Study design: A prospective evaluation of pulmonary function in patients with adolescent idiopathic scoliosis undergoing surgical correction.
Objectives: 1) To evaluate prospectively, at regular intervals, the changes in pulmonary function after surgical arthrodesis of primary thoracic and double primary thoracic-lumbar (double major) types of adolescent idiopathic scoliosis in a homogeneous population; 2) to compare the changes in pulmonary function after surgical correction relative to the surgical approach used for spinal arthrodesis; and 3) to determine if short- to midterm morbidity with respect to pulmonary function is associated with the type of surgical approach used for spinal arthrodesis.

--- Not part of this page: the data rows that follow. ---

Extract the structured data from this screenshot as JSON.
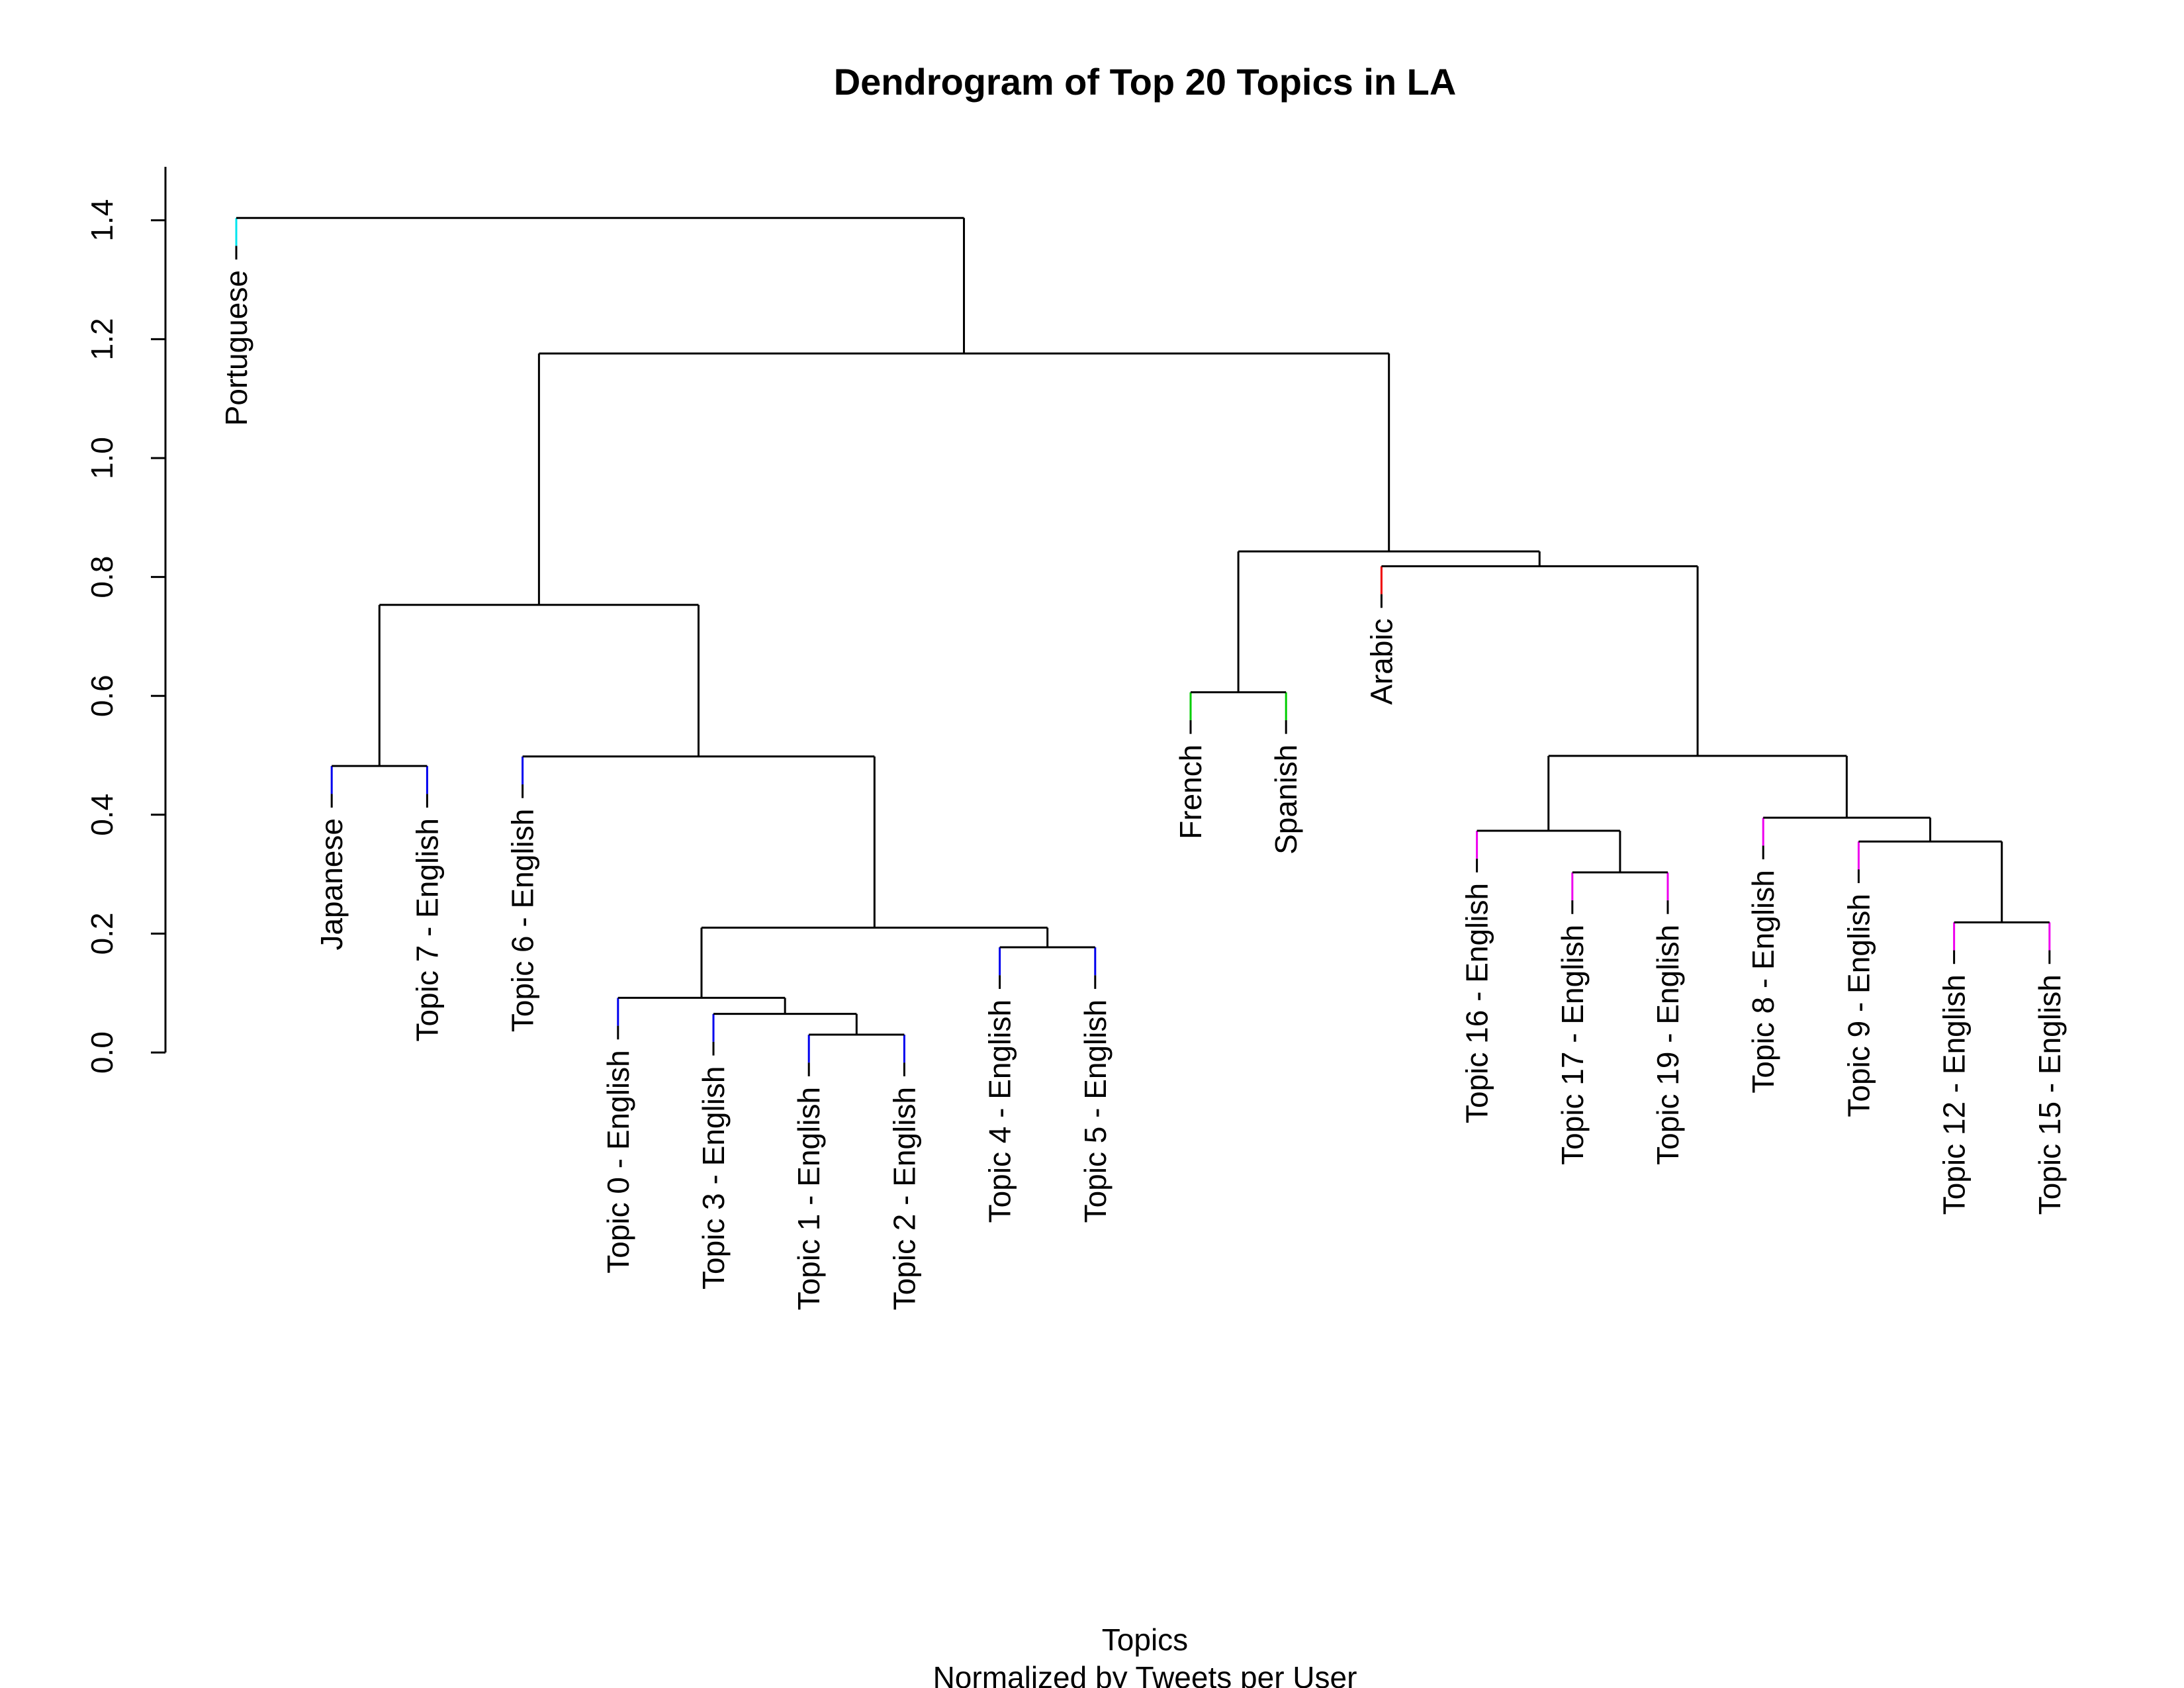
{
  "chart_data": {
    "type": "dendrogram",
    "title": "Dendrogram of Top 20 Topics in LA",
    "xlabel": "Topics",
    "sub_xlabel": "Normalized by Tweets per User",
    "ylabel": "",
    "ylim": [
      0,
      1.49
    ],
    "yticks": [
      0.0,
      0.2,
      0.4,
      0.6,
      0.8,
      1.0,
      1.2,
      1.4
    ],
    "ytick_labels": [
      "0.0",
      "0.2",
      "0.4",
      "0.6",
      "0.8",
      "1.0",
      "1.2",
      "1.4"
    ],
    "leaves": [
      {
        "label": "Portuguese",
        "color": "#00E5EE"
      },
      {
        "label": "Japanese",
        "color": "#0000EE"
      },
      {
        "label": "Topic 7 - English",
        "color": "#0000EE"
      },
      {
        "label": "Topic 6 - English",
        "color": "#0000EE"
      },
      {
        "label": "Topic 0 - English",
        "color": "#0000EE"
      },
      {
        "label": "Topic 3 - English",
        "color": "#0000EE"
      },
      {
        "label": "Topic 1 - English",
        "color": "#0000EE"
      },
      {
        "label": "Topic 2 - English",
        "color": "#0000EE"
      },
      {
        "label": "Topic 4 - English",
        "color": "#0000EE"
      },
      {
        "label": "Topic 5 - English",
        "color": "#0000EE"
      },
      {
        "label": "French",
        "color": "#00CD00"
      },
      {
        "label": "Spanish",
        "color": "#00CD00"
      },
      {
        "label": "Arabic",
        "color": "#EE0000"
      },
      {
        "label": "Topic 16 - English",
        "color": "#EE00EE"
      },
      {
        "label": "Topic 17 - English",
        "color": "#EE00EE"
      },
      {
        "label": "Topic 19 - English",
        "color": "#EE00EE"
      },
      {
        "label": "Topic 8 - English",
        "color": "#EE00EE"
      },
      {
        "label": "Topic 9 - English",
        "color": "#EE00EE"
      },
      {
        "label": "Topic 12 - English",
        "color": "#EE00EE"
      },
      {
        "label": "Topic 15 - English",
        "color": "#EE00EE"
      }
    ],
    "merges": [
      {
        "a": "L6",
        "b": "L7",
        "height": 0.03
      },
      {
        "a": "L5",
        "b": "M0",
        "height": 0.065
      },
      {
        "a": "L4",
        "b": "M1",
        "height": 0.092
      },
      {
        "a": "L8",
        "b": "L9",
        "height": 0.177
      },
      {
        "a": "M2",
        "b": "M3",
        "height": 0.21
      },
      {
        "a": "L3",
        "b": "M4",
        "height": 0.498
      },
      {
        "a": "L1",
        "b": "L2",
        "height": 0.482
      },
      {
        "a": "M6",
        "b": "M5",
        "height": 0.753
      },
      {
        "a": "L10",
        "b": "L11",
        "height": 0.606
      },
      {
        "a": "L18",
        "b": "L19",
        "height": 0.219
      },
      {
        "a": "L17",
        "b": "M9",
        "height": 0.355
      },
      {
        "a": "L16",
        "b": "M10",
        "height": 0.395
      },
      {
        "a": "L14",
        "b": "L15",
        "height": 0.303
      },
      {
        "a": "L13",
        "b": "M12",
        "height": 0.373
      },
      {
        "a": "M13",
        "b": "M11",
        "height": 0.499
      },
      {
        "a": "L12",
        "b": "M14",
        "height": 0.818
      },
      {
        "a": "M8",
        "b": "M15",
        "height": 0.843
      },
      {
        "a": "M7",
        "b": "M16",
        "height": 1.176
      },
      {
        "a": "L0",
        "b": "M17",
        "height": 1.404
      }
    ]
  }
}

Summary of background data: The effect of surgical correction on the pulmonary function of patients with adolescent idiopathic scoliosis is controversial. Studies have shown improvement, decline, or no change in pulmonary function after surgical correction of idiopathic scoliosis.
Methods: Ninety-eight patients with adolescent idiopathic scoliosis undergoing surgical treatment at the authors' institution were prospectively evaluated with pulmonary function tests assessing volume (forced vital capacity and total lung capacity) and flow (forced expiratory volume in 1 second). Pulmonary functions were evaluated before surgery and after surgery at 3 months, 1 year, 2 years, and at the final follow-up visit. All patients were divided into four groups depending on the surgical approach used for spinal fusion: Group 1 (n = 47) underwent a posterior spinal fusion with iliac crest bone graft; Group 2 (n = 33) underwent a posterior spinal fusion with rib resection thoracoplasty; Group 3 (n = 7) underwent an anterior spinal fusion with a rib resection thoracotomy; and Group 4 (n = 11) underwent a combined anterior and posterior spinal fusion with autogenous rib and iliac crest graft used, respectively.
Results: Patients in Group 1 had improved pulmonary function values at 3 months after surgery, whereas patients in Groups 2, 3, and 4 showed a decline at 3 months after surgery. Two years after surgery, Group 1 had significantly improved pulmonary function values (P < 0.0001), whereas the pulmonary function values of patients in Groups 2, 3, and 4 had returned to preoperative values.
Conclusions: 1) Patients with chest cage disruption during surgical treatment showed a decline in pulmonary function at 3 months after surgery. 2) In contrast, patients without chest cage disruption showed an improvement in pulmonary function at 3 months after surgery. 3) Irrespective of the surgical approach used for spinal arthrodesis, postoperative pulmonary function tests (absolute values) returned to preoperative values at 2 years after surgery. 4) Patients who had no chest cage disruption experienced a significantly greater improvement in two of their pulmonary function values at 2 years after surgery than patients with chest cage disruption.